Since early September 2013, a new version of ransomware has been spreading around the globe using email attachments, embedded internet links and/or botnets to propagate. The effect of this malware is particularly nasty as the infected user may in fact be unable to recover their files without paying the ransom fee due to the encryption component.

Email attachments are the primary means of exposure for this type of malware, so the “happy c licker” is the main concern for organization’s security departments, and the organization should be aware of this threat and its potential to spread via the insider threat.

Ransomware has been a significant threat for users dating back to the late 1980’s (PC Cyborg) with varying degrees of complexity. While most versions of ransomware have targeted the various Microsoft operating systems, a few have been developed to infect Macintosh systems as well (FBI Ransomware). This type of malware (aka: malicious software) is commonly designed to extort money from infected users by holding their personal files “hostage” until the user pays a ransom fee via some defined process.

By delivering this ransomware via email attachment, CryptoLocker is nothing new. Taking advantage of the individual’s curiosity, the application is typically installed when the user opens a .zip email attachment on a system that is not protected with an antivirus solution or the solution is not updated regularly with current definitions.

The malware then installs itself to the infected user’s Documents and Settings folder using a randomly generated name. It adds itself to the “autorun” list of programs in the registry. Once this is accomplished, the malware attempts to connect to a number of domains (that appear to be randomly generated) until it creates a successful connection.

Upon a successful connection, the malware will upload unique information to the server which returns the public portion of a uniquely generated public-private key pair to the infected system. (This public-private key pair has been commonly documented to be an RSA 2048-bit key). After receiving the public key, the malware performs a search of common Microsoft file extensions.


Figure 1 - File extensions at risk

The search process is known to not only scan the local file system but also any attached and/or network storage locations that the system has authorization to at the time of infection. Files found during this search process are then encrypted using the received public key.

At this point, the infected user commonly receives the initial indication that they have been compromised via a CryptoLocker popup screen:


Figure 2 - Image courtesy of thehackernews.com

At this point, the files have been encrypted. Research from multiple organizations has not provided a way to decrypt without the private-key.

As mentioned above, the primary means of infection is via a phishing email in which the user clicks on an email attachment. A secondary means of infection has also been found - a compromise via a bot. This infection occurs on devices that have previously been infected and are part of a botnet.

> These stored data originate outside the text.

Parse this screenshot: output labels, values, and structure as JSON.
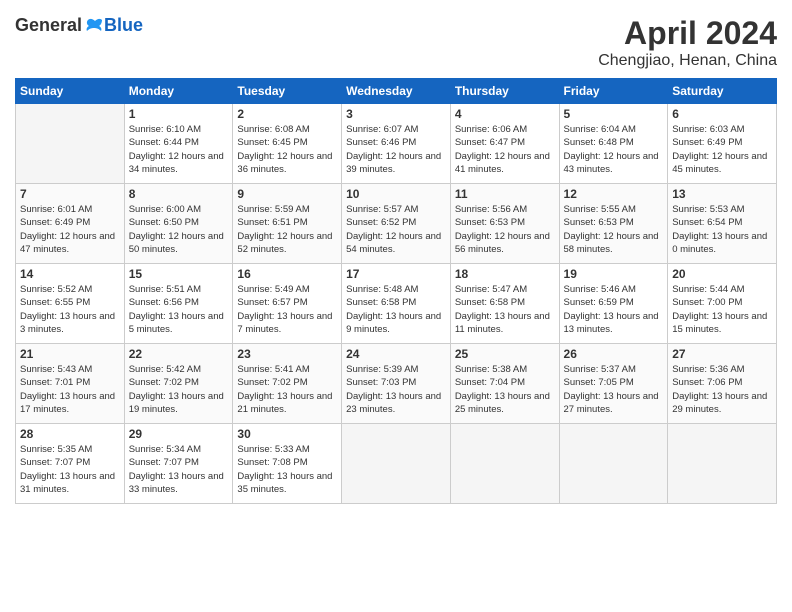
{
  "header": {
    "logo_general": "General",
    "logo_blue": "Blue",
    "title": "April 2024",
    "location": "Chengjiao, Henan, China"
  },
  "days_of_week": [
    "Sunday",
    "Monday",
    "Tuesday",
    "Wednesday",
    "Thursday",
    "Friday",
    "Saturday"
  ],
  "weeks": [
    [
      {
        "day": "",
        "empty": true
      },
      {
        "day": "1",
        "sunrise": "Sunrise: 6:10 AM",
        "sunset": "Sunset: 6:44 PM",
        "daylight": "Daylight: 12 hours and 34 minutes."
      },
      {
        "day": "2",
        "sunrise": "Sunrise: 6:08 AM",
        "sunset": "Sunset: 6:45 PM",
        "daylight": "Daylight: 12 hours and 36 minutes."
      },
      {
        "day": "3",
        "sunrise": "Sunrise: 6:07 AM",
        "sunset": "Sunset: 6:46 PM",
        "daylight": "Daylight: 12 hours and 39 minutes."
      },
      {
        "day": "4",
        "sunrise": "Sunrise: 6:06 AM",
        "sunset": "Sunset: 6:47 PM",
        "daylight": "Daylight: 12 hours and 41 minutes."
      },
      {
        "day": "5",
        "sunrise": "Sunrise: 6:04 AM",
        "sunset": "Sunset: 6:48 PM",
        "daylight": "Daylight: 12 hours and 43 minutes."
      },
      {
        "day": "6",
        "sunrise": "Sunrise: 6:03 AM",
        "sunset": "Sunset: 6:49 PM",
        "daylight": "Daylight: 12 hours and 45 minutes."
      }
    ],
    [
      {
        "day": "7",
        "sunrise": "Sunrise: 6:01 AM",
        "sunset": "Sunset: 6:49 PM",
        "daylight": "Daylight: 12 hours and 47 minutes."
      },
      {
        "day": "8",
        "sunrise": "Sunrise: 6:00 AM",
        "sunset": "Sunset: 6:50 PM",
        "daylight": "Daylight: 12 hours and 50 minutes."
      },
      {
        "day": "9",
        "sunrise": "Sunrise: 5:59 AM",
        "sunset": "Sunset: 6:51 PM",
        "daylight": "Daylight: 12 hours and 52 minutes."
      },
      {
        "day": "10",
        "sunrise": "Sunrise: 5:57 AM",
        "sunset": "Sunset: 6:52 PM",
        "daylight": "Daylight: 12 hours and 54 minutes."
      },
      {
        "day": "11",
        "sunrise": "Sunrise: 5:56 AM",
        "sunset": "Sunset: 6:53 PM",
        "daylight": "Daylight: 12 hours and 56 minutes."
      },
      {
        "day": "12",
        "sunrise": "Sunrise: 5:55 AM",
        "sunset": "Sunset: 6:53 PM",
        "daylight": "Daylight: 12 hours and 58 minutes."
      },
      {
        "day": "13",
        "sunrise": "Sunrise: 5:53 AM",
        "sunset": "Sunset: 6:54 PM",
        "daylight": "Daylight: 13 hours and 0 minutes."
      }
    ],
    [
      {
        "day": "14",
        "sunrise": "Sunrise: 5:52 AM",
        "sunset": "Sunset: 6:55 PM",
        "daylight": "Daylight: 13 hours and 3 minutes."
      },
      {
        "day": "15",
        "sunrise": "Sunrise: 5:51 AM",
        "sunset": "Sunset: 6:56 PM",
        "daylight": "Daylight: 13 hours and 5 minutes."
      },
      {
        "day": "16",
        "sunrise": "Sunrise: 5:49 AM",
        "sunset": "Sunset: 6:57 PM",
        "daylight": "Daylight: 13 hours and 7 minutes."
      },
      {
        "day": "17",
        "sunrise": "Sunrise: 5:48 AM",
        "sunset": "Sunset: 6:58 PM",
        "daylight": "Daylight: 13 hours and 9 minutes."
      },
      {
        "day": "18",
        "sunrise": "Sunrise: 5:47 AM",
        "sunset": "Sunset: 6:58 PM",
        "daylight": "Daylight: 13 hours and 11 minutes."
      },
      {
        "day": "19",
        "sunrise": "Sunrise: 5:46 AM",
        "sunset": "Sunset: 6:59 PM",
        "daylight": "Daylight: 13 hours and 13 minutes."
      },
      {
        "day": "20",
        "sunrise": "Sunrise: 5:44 AM",
        "sunset": "Sunset: 7:00 PM",
        "daylight": "Daylight: 13 hours and 15 minutes."
      }
    ],
    [
      {
        "day": "21",
        "sunrise": "Sunrise: 5:43 AM",
        "sunset": "Sunset: 7:01 PM",
        "daylight": "Daylight: 13 hours and 17 minutes."
      },
      {
        "day": "22",
        "sunrise": "Sunrise: 5:42 AM",
        "sunset": "Sunset: 7:02 PM",
        "daylight": "Daylight: 13 hours and 19 minutes."
      },
      {
        "day": "23",
        "sunrise": "Sunrise: 5:41 AM",
        "sunset": "Sunset: 7:02 PM",
        "daylight": "Daylight: 13 hours and 21 minutes."
      },
      {
        "day": "24",
        "sunrise": "Sunrise: 5:39 AM",
        "sunset": "Sunset: 7:03 PM",
        "daylight": "Daylight: 13 hours and 23 minutes."
      },
      {
        "day": "25",
        "sunrise": "Sunrise: 5:38 AM",
        "sunset": "Sunset: 7:04 PM",
        "daylight": "Daylight: 13 hours and 25 minutes."
      },
      {
        "day": "26",
        "sunrise": "Sunrise: 5:37 AM",
        "sunset": "Sunset: 7:05 PM",
        "daylight": "Daylight: 13 hours and 27 minutes."
      },
      {
        "day": "27",
        "sunrise": "Sunrise: 5:36 AM",
        "sunset": "Sunset: 7:06 PM",
        "daylight": "Daylight: 13 hours and 29 minutes."
      }
    ],
    [
      {
        "day": "28",
        "sunrise": "Sunrise: 5:35 AM",
        "sunset": "Sunset: 7:07 PM",
        "daylight": "Daylight: 13 hours and 31 minutes."
      },
      {
        "day": "29",
        "sunrise": "Sunrise: 5:34 AM",
        "sunset": "Sunset: 7:07 PM",
        "daylight": "Daylight: 13 hours and 33 minutes."
      },
      {
        "day": "30",
        "sunrise": "Sunrise: 5:33 AM",
        "sunset": "Sunset: 7:08 PM",
        "daylight": "Daylight: 13 hours and 35 minutes."
      },
      {
        "day": "",
        "empty": true
      },
      {
        "day": "",
        "empty": true
      },
      {
        "day": "",
        "empty": true
      },
      {
        "day": "",
        "empty": true
      }
    ]
  ]
}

OpenDNS’s Think Umbrella researcher Ping Yan (@pingpingya) has generated a global map that displays the known CryptoLocker C2 servers that OpenDNS has information on:


Figure 3 - Image courtesy of @pingpingya (Oct. 29, 2013)

Information from OpenDNS’s Think Umbrella group identifies that IP 184.164.136.134 is commonly hard-coded within the ransomware file. Information from malwr.com on this IP identifies six (6) distinct files associated to the IP.


Figure 4 - Image courtesy of malwr.com

This IP is not found to be on any blacklists, per ipvoid.com.

As of this writing, most antivirus solutions have signatures in place to detect and remove CryptoLocker infections. Additionally, many antivirus vendors, such as Symantec and TrendMicro, provide additional information that may be utilized by organization’s security departments to identify infections and prevent users from being infected.

Additionally, FishNet Security recommends the following:

  • Educate your users about Cryptolocker - awareness is the best defense.
  • Check antivirus to ensure the software is up-to-date and has not been misconfigured.
  • Run a virus scan on all machines looking for botnets.
  • Review your backup strategy to ensure you have backups of critical files.